Commercial fuel production from algae is in its infancy, but the growth of algae for commercial production of high-value end products such as pharmaceuticals and “nutraceuticals” has existed for some time. Products such as carotenoids, phycobilins, fatty acids, polysaccharides, vitamins, sterols, and biologically active molecules for use in human and animal health are produced by algae commercially (Oilgae 2010). Any intergeneric algae used for biofuel production would be reviewed under TSCA. Although these high-value end products other than fuels mentioned above would be reviewed by other federal agencies, TSCA would be involved if the algae were also producing biofuels.

4.7 Conclusions

Regulation of genetically engineered microbial agents, whether for pest management purposes or environmental bioremediation, has afforded the proper oversight of a novel technology as part of a larger attempt to reduce the uncertainty of the risk assessment process. With the advent of a new technology, uncertainties and lack of a proven track record necessitate thorough review of these microbes to ensure human health and environmental safety (Harrison and Bonning 2000).
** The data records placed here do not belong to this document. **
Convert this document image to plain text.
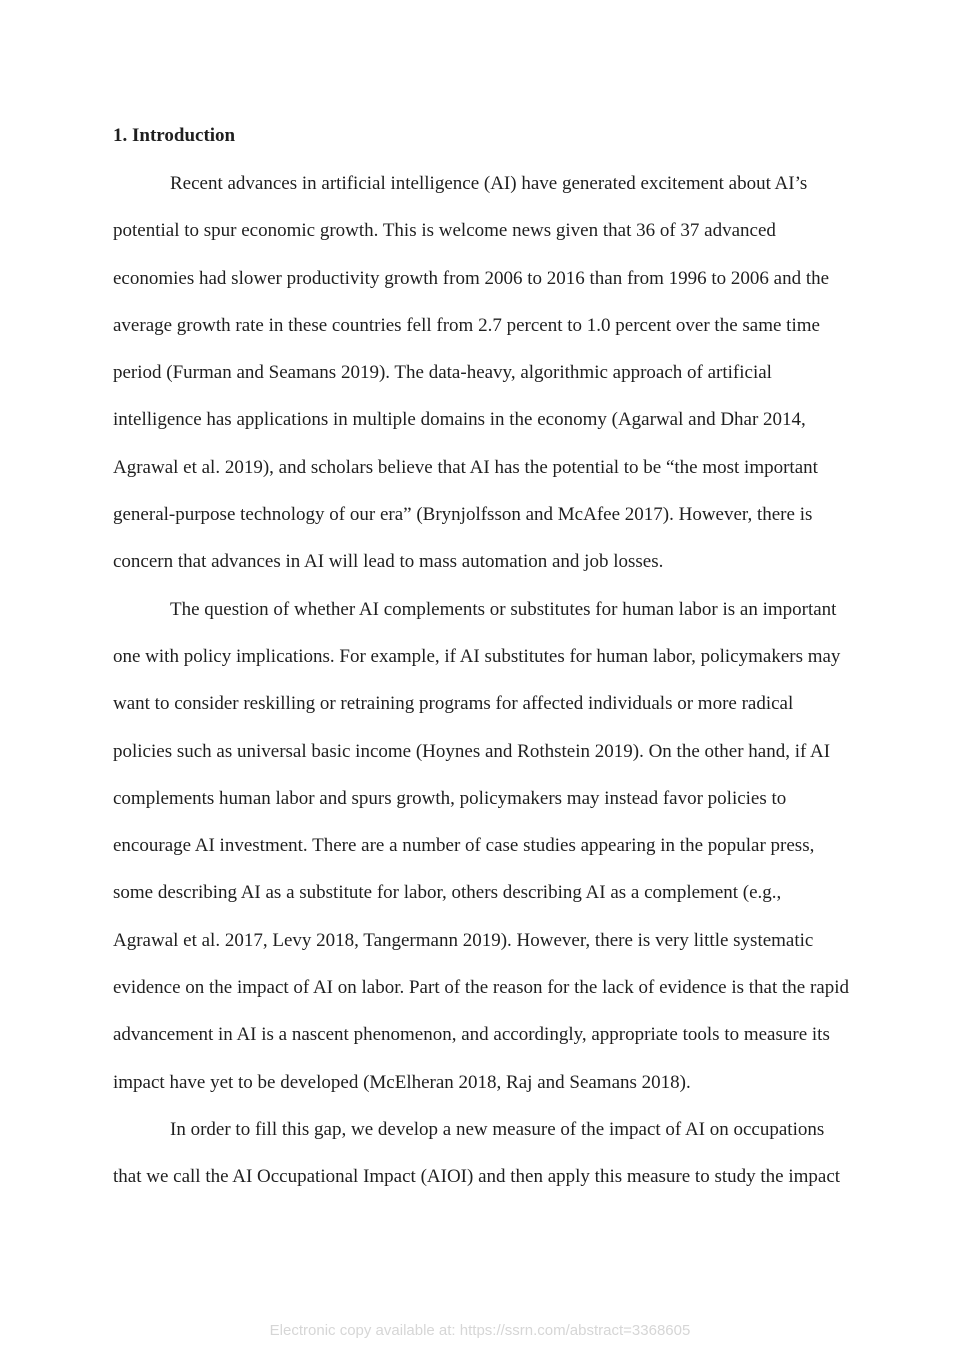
1. Introduction
Recent advances in artificial intelligence (AI) have generated excitement about AI’s
potential to spur economic growth. This is welcome news given that 36 of 37 advanced
economies had slower productivity growth from 2006 to 2016 than from 1996 to 2006 and the
average growth rate in these countries fell from 2.7 percent to 1.0 percent over the same time
period (Furman and Seamans 2019). The data-heavy, algorithmic approach of artificial
intelligence has applications in multiple domains in the economy (Agarwal and Dhar 2014,
Agrawal et al. 2019), and scholars believe that AI has the potential to be “the most important
general-purpose technology of our era” (Brynjolfsson and McAfee 2017). However, there is
concern that advances in AI will lead to mass automation and job losses.
The question of whether AI complements or substitutes for human labor is an important
one with policy implications. For example, if AI substitutes for human labor, policymakers may
want to consider reskilling or retraining programs for affected individuals or more radical
policies such as universal basic income (Hoynes and Rothstein 2019). On the other hand, if AI
complements human labor and spurs growth, policymakers may instead favor policies to
encourage AI investment. There are a number of case studies appearing in the popular press,
some describing AI as a substitute for labor, others describing AI as a complement (e.g.,
Agrawal et al. 2017, Levy 2018, Tangermann 2019). However, there is very little systematic
evidence on the impact of AI on labor. Part of the reason for the lack of evidence is that the rapid
advancement in AI is a nascent phenomenon, and accordingly, appropriate tools to measure its
impact have yet to be developed (McElheran 2018, Raj and Seamans 2018).
In order to fill this gap, we develop a new measure of the impact of AI on occupations
that we call the AI Occupational Impact (AIOI) and then apply this measure to study the impact
Electronic copy available at: https://ssrn.com/abstract=3368605
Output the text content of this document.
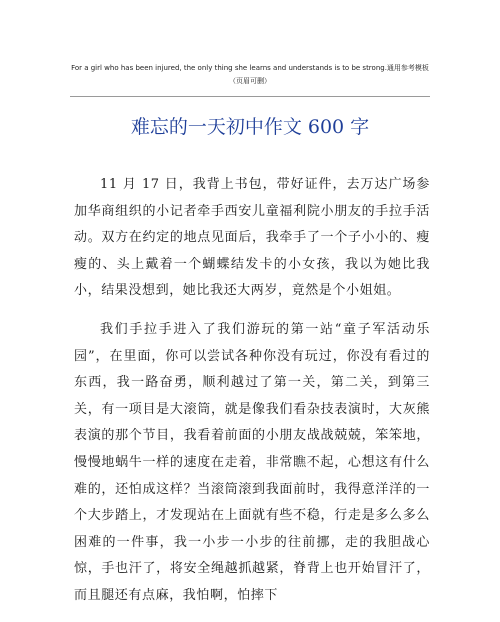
For a girl who has been injured, the only thing she learns and understands is to be strong.通用参考模板（页眉可删）
难忘的一天初中作文 600 字

11 月 17 日，我背上书包，带好证件，去万达广场参加华商组织的小记者牵手西安儿童福利院小朋友的手拉手活动。双方在约定的地点见面后，我牵手了一个子小小的、瘦瘦的、头上戴着一个蝴蝶结发卡的小女孩，我以为她比我小，结果没想到，她比我还大两岁，竟然是个小姐姐。

我们手拉手进入了我们游玩的第一站“童子军活动乐园”，在里面，你可以尝试各种你没有玩过，你没有看过的东西，我一路奋勇，顺利越过了第一关，第二关，到第三关，有一项目是大滚筒，就是像我们看杂技表演时，大灰熊表演的那个节目，我看着前面的小朋友战战兢兢，笨笨地，慢慢地蜗牛一样的速度在走着，非常瞧不起，心想这有什么难的，还怕成这样？当滚筒滚到我面前时，我得意洋洋的一个大步踏上，才发现站在上面就有些不稳，行走是多么多么困难的一件事，我一小步一小步的往前挪，走的我胆战心惊，手也汗了，将安全绳越抓越紧，脊背上也开始冒汗了，而且腿还有点麻，我怕啊，怕摔下
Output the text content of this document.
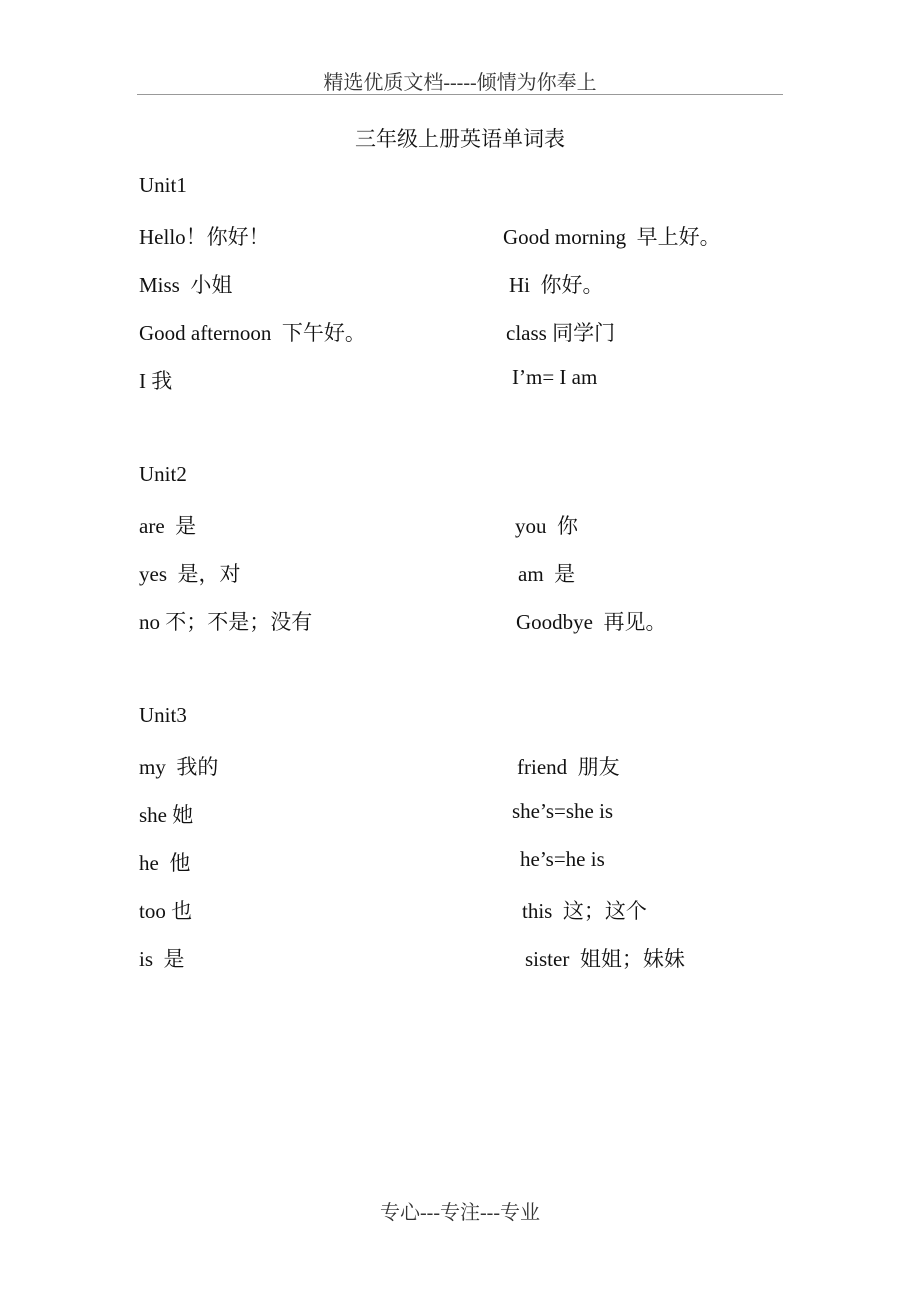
精选优质文档-----倾情为你奉上
三年级上册英语单词表
Unit1

Hello！你好！

	Good morning  早上好。

Miss  小姐

	Hi  你好。

Good afternoon  下午好。

	class 同学门

I 我

	I’m= I am

Unit2

are  是

	you  你

yes  是，对

	am  是

no 不；不是；没有

	Goodbye  再见。

Unit3

my  我的

	friend  朋友

she 她

	she’s=she is

he  他

	he’s=he is

too 也

	this  这；这个

is  是

	sister  姐姐；妹妹

专心---专注---专业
While the addition of a transgene to a familiar microbial genome may alter the phenotype of the microbe, these microbes are guided by the same biochemical and genetic processes as naturally occurring microbes (NRC 2000). Hence, they were assessed with that fact in mind, albeit under an initial higher level of scrutiny and oversight. As indicated by Wrubel et al. (1997), decisions regarding further research and development of GE MPCA products may have been considerably influenced by unknowns in regulatory oversight, however, in the majority of cases an inability of the proposed product to live up to expectations was the driving force behind a products demise. One must not discount the perceived influence of public acceptance and its relationship to marketing of products, particularly when they involve food and feed.

Reports from the early field experiments with GE bacteria reveal how controversial and polarizing these first ventures were in the public arena (Griffin 1988; Berg and Singer 1995). Today this is largely not the case, although many have learned the value in public education and involvement in field testing novel technologies. It is still possible, however, to emote fear of the unknown without really intending to (Dixon 2008).